4-Acetamido-TEMPO
- Names: Preferred IUPAC name (4-Acetamido-2,2,6,6-tetramethylpiperidin-1-yl)oxyl

Identifiers
- CAS Number: 14691-89-5;
- 3D model (JSmol): Interactive image;
- ChEBI: CHEBI:180673;
- ChemSpider: 452722;
- ECHA InfoCard: 100.102.239
- PubChem CID: 518988;
- UNII: G7ABJ73L6S;
- CompTox Dashboard (EPA): DTXSID60932959 ;

Properties
- Chemical formula: C_{11}H_{21}N_{2}O_{2}
- Molar mass: 213.30 g·mol^{−1}
- Appearance: orange solid

= 4-Acetamido-TEMPO =

4-acetamido-TEMPO (short for (4-acetamido-2,2,6,6-tetramethylpiperidin-1-yl)oxyl) is a stable radical used for oxidation reactions in organic chemistry. It is a derivative of TEMPO, from which it differs by the additional acetamide group.

== Preparation ==
4-acetamido-TEMPO can be prepared from 4-amino-2,2,6,6-tetramethylpiperidine. By reaction with acetic anhydride, the amino group is acetylated, and an acetate salt is formed. The free base can be regenerated with potassium carbonate.

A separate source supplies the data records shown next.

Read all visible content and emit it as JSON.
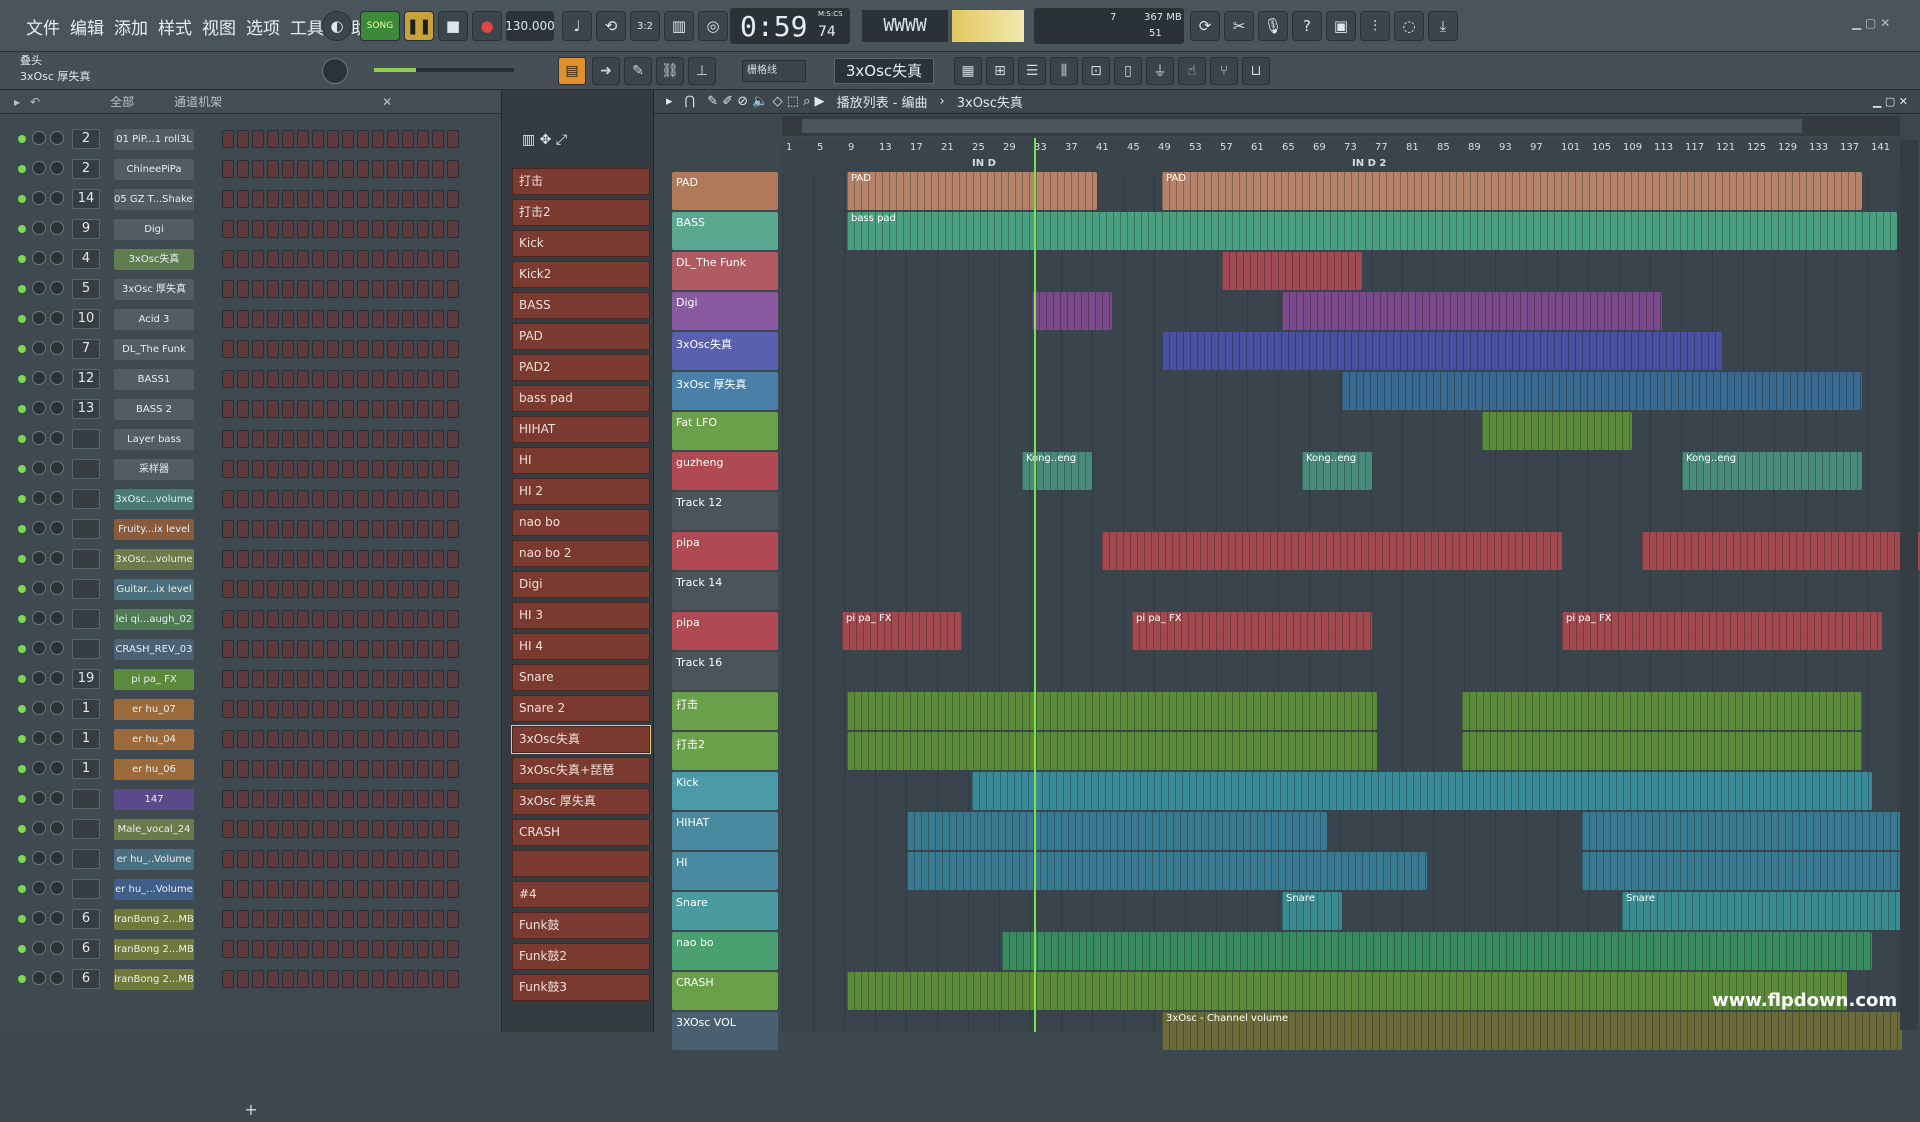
{
  "menu": [
    "文件",
    "编辑",
    "添加",
    "样式",
    "视图",
    "选项",
    "工具",
    "帮助"
  ],
  "transport": {
    "mode": "SONG",
    "tempo": "130.000",
    "time": "0:59",
    "time_sub": "74",
    "time_unit": "M:S:CS",
    "memory": "367 MB",
    "cpu": "7",
    "voices": "51",
    "pattern": "3xOsc失真",
    "snap": "栅格线"
  },
  "hint": {
    "line1": "叠头",
    "line2": "3xOsc 厚失真"
  },
  "rack": {
    "filter": "全部",
    "title": "通道机架",
    "add": "+",
    "channels": [
      {
        "num": "2",
        "name": "01 PiP...1 roll3L",
        "color": "#525c63"
      },
      {
        "num": "2",
        "name": "ChineePiPa",
        "color": "#525c63"
      },
      {
        "num": "14",
        "name": "05 GZ T...Shake3",
        "color": "#525c63"
      },
      {
        "num": "9",
        "name": "Digi",
        "color": "#525c63"
      },
      {
        "num": "4",
        "name": "3xOsc失真",
        "color": "#5f7d50"
      },
      {
        "num": "5",
        "name": "3xOsc 厚失真",
        "color": "#525c63"
      },
      {
        "num": "10",
        "name": "Acid 3",
        "color": "#525c63"
      },
      {
        "num": "7",
        "name": "DL_The Funk",
        "color": "#525c63"
      },
      {
        "num": "12",
        "name": "BASS1",
        "color": "#525c63"
      },
      {
        "num": "13",
        "name": "BASS 2",
        "color": "#525c63"
      },
      {
        "num": "",
        "name": "Layer bass",
        "color": "#525c63"
      },
      {
        "num": "",
        "name": "采样器",
        "color": "#525c63"
      },
      {
        "num": "",
        "name": "3xOsc...volume",
        "color": "#4b7a72"
      },
      {
        "num": "",
        "name": "Fruity...ix level",
        "color": "#8a5a3c"
      },
      {
        "num": "",
        "name": "3xOsc...volume",
        "color": "#6f7a4a"
      },
      {
        "num": "",
        "name": "Guitar...ix level",
        "color": "#4b6f7a"
      },
      {
        "num": "",
        "name": "lei qi...augh_02",
        "color": "#4f7a56"
      },
      {
        "num": "",
        "name": "CRASH_REV_03",
        "color": "#4b6274"
      },
      {
        "num": "19",
        "name": "pi pa_ FX",
        "color": "#5c8a3c"
      },
      {
        "num": "1",
        "name": "er hu_07",
        "color": "#9a6a3a"
      },
      {
        "num": "1",
        "name": "er hu_04",
        "color": "#9a6a3a"
      },
      {
        "num": "1",
        "name": "er hu_06",
        "color": "#9a6a3a"
      },
      {
        "num": "",
        "name": "147",
        "color": "#5b4a8a"
      },
      {
        "num": "",
        "name": "Male_vocal_24",
        "color": "#6a7a4a"
      },
      {
        "num": "",
        "name": "er hu_..Volume",
        "color": "#4a6f7e"
      },
      {
        "num": "",
        "name": "er hu_...Volume",
        "color": "#3f5f8a"
      },
      {
        "num": "6",
        "name": "IranBong 2...MB",
        "color": "#6f7a3a"
      },
      {
        "num": "6",
        "name": "IranBong 2...MB",
        "color": "#6f7a3a"
      },
      {
        "num": "6",
        "name": "IranBong 2...MB",
        "color": "#6f7a3a"
      }
    ]
  },
  "patterns": [
    "打击",
    "打击2",
    "Kick",
    "Kick2",
    "BASS",
    "PAD",
    "PAD2",
    "bass pad",
    "HIHAT",
    "HI",
    "HI 2",
    "nao bo",
    "nao bo 2",
    "Digi",
    "HI 3",
    "HI 4",
    "Snare",
    "Snare 2",
    "3xOsc失真",
    "3xOsc失真+琵琶",
    "3xOsc 厚失真",
    "CRASH",
    "",
    "#4",
    "Funk鼓",
    "Funk鼓2",
    "Funk鼓3"
  ],
  "playlist": {
    "title": "播放列表 - 编曲",
    "crumb": "3xOsc失真",
    "markers": [
      "IN D",
      "IN D 2"
    ],
    "ruler": [
      "1",
      "5",
      "9",
      "13",
      "17",
      "21",
      "25",
      "29",
      "33",
      "37",
      "41",
      "45",
      "49",
      "53",
      "57",
      "61",
      "65",
      "69",
      "73",
      "77",
      "81",
      "85",
      "89",
      "93",
      "97",
      "101",
      "105",
      "109",
      "113",
      "117",
      "121",
      "125",
      "129",
      "133",
      "137",
      "141"
    ],
    "tracks": [
      {
        "name": "PAD",
        "color": "#b07a5a"
      },
      {
        "name": "BASS",
        "color": "#5aa890"
      },
      {
        "name": "DL_The Funk",
        "color": "#b05a62"
      },
      {
        "name": "Digi",
        "color": "#8a5aa0"
      },
      {
        "name": "3xOsc失真",
        "color": "#5a60b0"
      },
      {
        "name": "3xOsc 厚失真",
        "color": "#4a80a8"
      },
      {
        "name": "Fat LFO",
        "color": "#6aa04a"
      },
      {
        "name": "guzheng",
        "color": "#b04a52"
      },
      {
        "name": "Track 12",
        "color": "#4a545b"
      },
      {
        "name": "pipa",
        "color": "#b04a52"
      },
      {
        "name": "Track 14",
        "color": "#4a545b"
      },
      {
        "name": "pipa",
        "color": "#b04a52"
      },
      {
        "name": "Track 16",
        "color": "#4a545b"
      },
      {
        "name": "打击",
        "color": "#6aa04a"
      },
      {
        "name": "打击2",
        "color": "#6aa04a"
      },
      {
        "name": "Kick",
        "color": "#4a9aa8"
      },
      {
        "name": "HIHAT",
        "color": "#4a8aa0"
      },
      {
        "name": "HI",
        "color": "#4a8aa0"
      },
      {
        "name": "Snare",
        "color": "#4a9aa0"
      },
      {
        "name": "nao bo",
        "color": "#4aa070"
      },
      {
        "name": "CRASH",
        "color": "#6aa04a"
      },
      {
        "name": "3XOsc VOL",
        "color": "#4a6070"
      }
    ],
    "clips": [
      {
        "t": 0,
        "label": "PAD",
        "color": "#b5826a"
      },
      {
        "t": 1,
        "label": "bass pad",
        "color": "#4aa080"
      },
      {
        "t": 2,
        "label": "",
        "color": "#a04a55"
      },
      {
        "t": 3,
        "label": "",
        "color": "#7a4a8a"
      },
      {
        "t": 4,
        "label": "",
        "color": "#4a50a0"
      },
      {
        "t": 5,
        "label": "",
        "color": "#3a6a90"
      },
      {
        "t": 6,
        "label": "",
        "color": "#5a8a3a"
      },
      {
        "t": 7,
        "label": "Kong..eng",
        "color": "#4a8a7a"
      },
      {
        "t": 9,
        "label": "",
        "color": "#a04a50"
      },
      {
        "t": 11,
        "label": "pi pa_ FX",
        "color": "#a04a50"
      },
      {
        "t": 13,
        "label": "",
        "color": "#5a8a3a"
      },
      {
        "t": 14,
        "label": "",
        "color": "#5a8a3a"
      },
      {
        "t": 15,
        "label": "",
        "color": "#3a8a98"
      },
      {
        "t": 16,
        "label": "",
        "color": "#3a7a90"
      },
      {
        "t": 17,
        "label": "",
        "color": "#3a7a90"
      },
      {
        "t": 18,
        "label": "Snare",
        "color": "#3a8a90"
      },
      {
        "t": 19,
        "label": "",
        "color": "#3a8a60"
      },
      {
        "t": 20,
        "label": "",
        "color": "#5a8a3a"
      },
      {
        "t": 21,
        "label": "3xOsc - Channel volume",
        "color": "#6a6a3a"
      }
    ]
  },
  "watermark": "www.flpdown.com"
}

Oxidation to the nitroxyl radical occurs with hydrogen peroxide in the presence of sodium tungstate and ethylenediaminetetraacetic acid.

== Properties ==
4-acetamido-TEMPO is a stable radical and exists as a crystalline, orange-colored solid.

== Reactions ==
4-acetamido-TEMPO is suitable as a catalyst for oxidation reactions. This includes the oxidation of primary amines to nitriles with potassium peroxymonosulfate as the stoichiometric oxidizing agent. Additionally, it can be used to oxidize alcohols to aldehydes and ketones. A closely related reagent is the Bobbitt's salt, an oxidized derivative of 4-acetamido-TEMPO. The Bobbitt salt can be prepared starting from 4-acetamido-TEMPO by reacting it first with tetrafluoroboric acid and then with sodium hypochlorite.